Oil and gas exploration in Alaska has never been for the faint of heart.

Near the state’s first oil field a blizzard in 1910 wrecked the vessel Portland. The ship had started the Klondike Gold Rush of 1897 by delivering gold to Seattle, Wash. In 1933, Alaska’s first refinery fire made a ghost town out of Kattala, Alaska.

Miller Energy Resources Inc. (MILL) took a step into that wilderness last year, intensifying its presence in Alaska.

Now it is making plans to sell assets after divesting its Tennessee oil and gas assets for $4.2 million and re-focusing as an Alaskan pure play.

After being hit with commodity prices and scrutinized for possible bankruptcy, the company said July 29 that it’s repositioning its capital to gain liquidity and optimize value and growth potential from its core asset base.

"As with a number of E&P companies, continued soft oil prices have challenged our business," said Carl F. Giesler, Miller's CEO. “That impact has been exacerbated by past capital, financing and drilling decisions that, at least in retrospect, left us poorly positioned for such market conditions.”

After its fiscal fourth-quarter 2015 move to Houston from Knoxville, Tenn., Miller’s management and board are now working to restructure its capital and potentially sell noncore assets.

The company’s goal remains the same: develop its core Cook Inlet assets in a safe, disciplined and return-focused manner; and to stream-line its cost and organizational structure.

Giesler also said that while he understands speculation about the company’s finances, “we don't intend to file for bankruptcy, given our current circumstances."

The company has several momentum changers at hand.

Miller has signed a commencement agreement with a private financing source for a $165 million loan that would largely pay off the company’s debt. The loan is under review for due diligence and legal requirements.

It is also considering several offers for its assets.

One scenario would see Miller part with assets it closed in December in a $9 million merger with Savant Alaska LLC.

Miller bought Savant’s 67.5% working interest in the Badami Unit, 100% ownership in nearby leases, and midstream assets located in Alaska’s North Slope. The deal added 600 net barrels of oil per day (bbl/d) to the company’s production.

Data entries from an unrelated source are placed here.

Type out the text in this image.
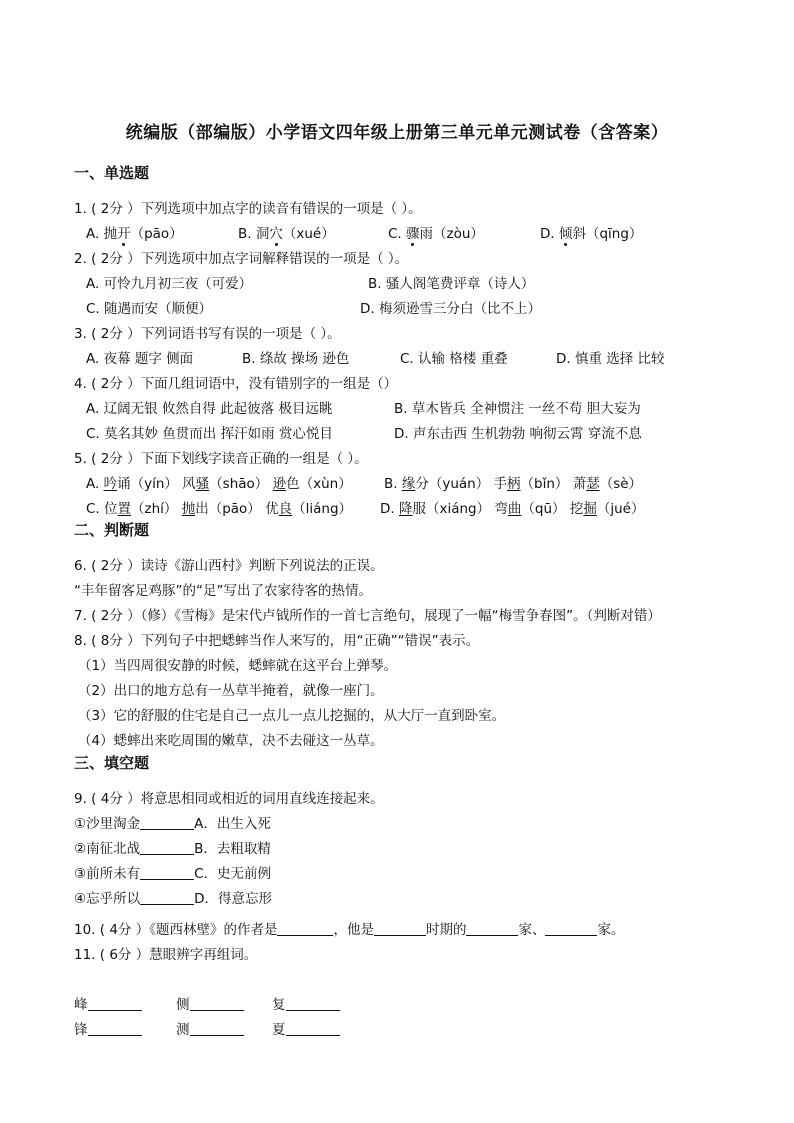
统编版（部编版）小学语文四年级上册第三单元单元测试卷（含答案）
一、单选题
1. ( 2分 ）下列选项中加点字的读音有错误的一项是（ ）。
A. 抛开（pāo）	B. 洞穴（xué）	C. 骤雨（zòu）	D. 倾斜（qīng）
2. ( 2分 ）下列选项中加点字词解释错误的一项是（ ）。
A. 可怜九月初三夜（可爱）	B. 骚人阁笔费评章（诗人）
C. 随遇而安（顺便）	D. 梅须逊雪三分白（比不上）
3. ( 2分 ）下列词语书写有误的一项是（ ）。
A. 夜幕 题字 侧面	B. 绦故 操场 逊色	C. 认输 格楼 重叠	D. 慎重 选择 比较
4. ( 2分 ）下面几组词语中，没有错别字的一组是（）
A. 辽阔无银 攸然自得 此起彼落 极目远眺	B. 草木皆兵 全神惯注 一丝不苟 胆大妄为
C. 莫名其妙 鱼贯而出 挥汗如雨 赏心悦目	D. 声东击西 生机勃勃 响彻云霄 穿流不息
5. ( 2分 ）下面下划线字读音正确的一组是（ ）。
A. 吟诵（yín） 风骚（shāo） 逊色（xùn） B. 缘分（yuán） 手柄（bǐn） 萧瑟（sè）
C. 位置（zhí） 抛出（pāo） 优良（liáng） D. 降服（xiáng） 弯曲（qū） 挖掘（jué）
二、判断题
6. ( 2分 ）读诗《游山西村》判断下列说法的正误。
“丰年留客足鸡豚”的“足”写出了农家待客的热情。
7. ( 2分 ）（修）《雪梅》是宋代卢钺所作的一首七言绝句，展现了一幅“梅雪争春图”。（判断对错）
8. ( 8分 ）下列句子中把蟋蟀当作人来写的，用“正确”“错误”表示。
（1）当四周很安静的时候，蟋蟀就在这平台上弹琴。
（2）出口的地方总有一丛草半掩着，就像一座门。
（3）它的舒服的住宅是自己一点儿一点儿挖掘的，从大厅一直到卧室。
（4）蟋蟀出来吃周围的嫩草，决不去碰这一丛草。
三、填空题
9. ( 4分 ）将意思相同或相近的词用直线连接起来。
①沙里淘金	A．出生入死
②南征北战	B．去粗取精
③前所未有	C．史无前例
④忘乎所以	D．得意忘形
10. ( 4分 ）《题西林壁》的作者是	，他是	时期的	家、	家。
11. ( 6分 ）慧眼辨字再组词。
峰	侧	复
锋	测	夏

The company is also exploring a sale lease back financing for the company's rigs.

In 2014, the company also bought a $7 million rig and entered into a $3.2 million capital lease to finance the purchase and future modifications of another rig. As of June, the company had four rigs collectively valued at $53 million.

"We believe that, with the offers and options we have available to us, no one else should count us out," Geisler said.

Despite the timing, Miller’s move to Alaska hasn’t been all bad.

Alaska’s tax system is remarkably advantageous to operators since the government relies on production tax revenue for 90% of its operating budget.

The tax credits have historically reimbursed Miller’s drilling and completions (D&C) costs and carried-forward annual loss credits in the Cook Inlet area by 35-65%. In March, the company received $21 million in cash for the credits, which are available regardless of a well’s success.

As of April 30, Miller had state tax credits receivable, net of $41.5 million outstanding. Miller has already collected $9.3 million in cash and expects to receive at least $23.7 million in cash by the end of August.

The company has bumped up revenue and production since moving north.

Annual revenue was $85.3 million for fiscal 2015, up 21% from $70.6 million.

The company has also increased production since its move. Adjusted EBITDA was $78.6 million in fiscal 2015, up about 108% from $37.8 million in 2014.

Miller also entered a gas-supply contract with an Alaska utility for up to 12 million cubic feet per day (cf/d) that pays $6.50/Mcf through 2016.